Classic TV as Anthropology

Classic TV may or may not tell you things about the world in which it's created, but can you tell anymore?

While syndication is mostly dead, killed by the infomercial, it is still possible to find shows of long ago on streaming. I don’t necessarily force them on my kids the way my mom forced them on me when I was a kid, but if they want to spend time with me, they’ll often do so while watching Gidget or Columbo or Emergency! I’m not sure what they’re getting from it, but I know that I’m getting different things from it than I did when I was their age, in no small part because I’m aware of different things than I was when I was their age.
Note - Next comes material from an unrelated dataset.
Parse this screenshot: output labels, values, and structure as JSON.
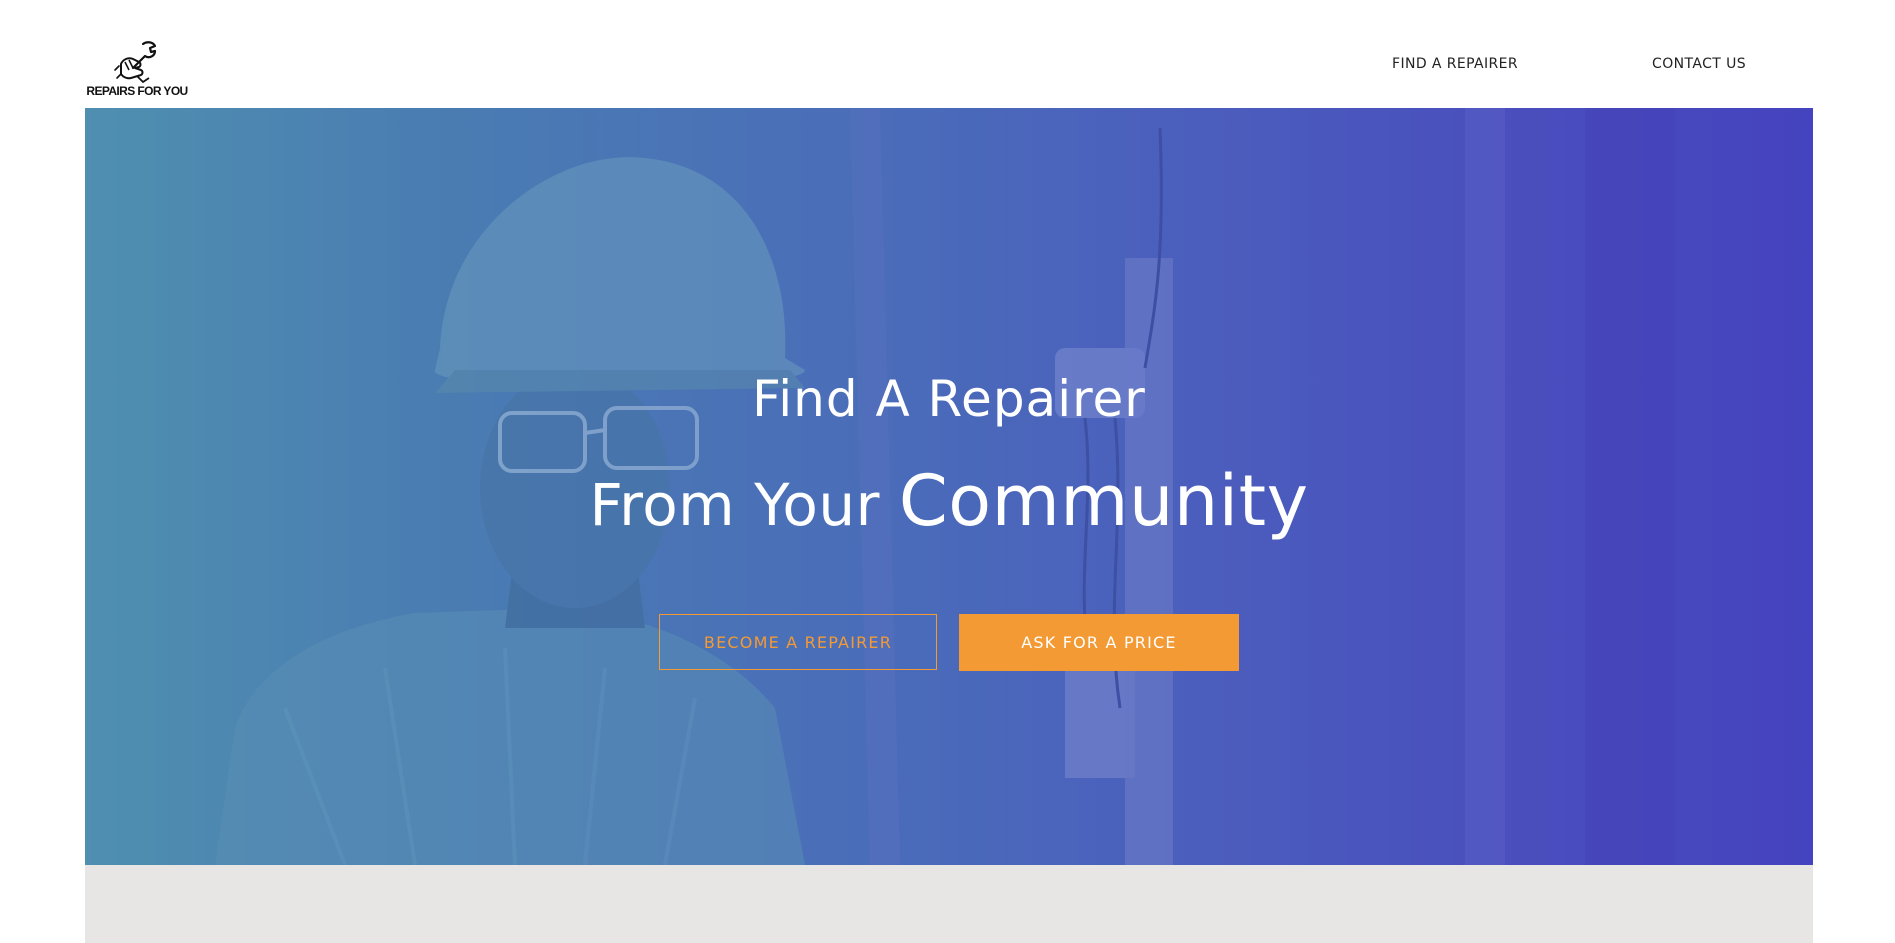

Now, part of it is that I spend a lot more time looking in the background than I used to. When I watch Jim Rockford drive around LA, I’m admiring the classic signage including of businesses that I’m not sure exist anymore. Jim’s still talking into the clown’s mouth to order his tacos from Jack in the Box. (That business does still exist, but you get the point.) It’s not just that I was closer in time then and less impressed by Manny, Moe, and Jack. It’s also that I simply didn’t look.

But more than that, I’m watching the changes in how people act. What’s expected of them. Watching Sally Field wear Moondoggie’s ring in an era of hang-out dates is a little strange. Lucy being constantly put down by her husband. All the men on all the shows who don’t actually like their wives. The fact that the Bradys could afford six kids and a maid on a single income. Things that are revolutionary on those shows that are perfectly normal today.

I wonder how people thought of them at the time. Oh, I could talk to my mother, but she’s less than helpful about that sort of thing. I might ask some of my older friends. How did they think about the gay semi-regular on Barney Miller? What did they think about the Bradys’ blended family? How did they react to Archie Bunker? These shows are, for better are worse, one of the records of our time, and I’d love to know how they felt to people who were living through them.

I suppose I could, therefore, record my own thoughts about Family Ties or Cheers or Family Matters. How I thought about the days when Jim Carrey was the token white dude on In Living Color. Perhaps that’s something we can write about here going forward. For now, I am stuck wondering if the people who wrote episodes of Gidget were writing authentic teenage surfing slang of the era. And who’s left who knows and remembers what they said before watching the show.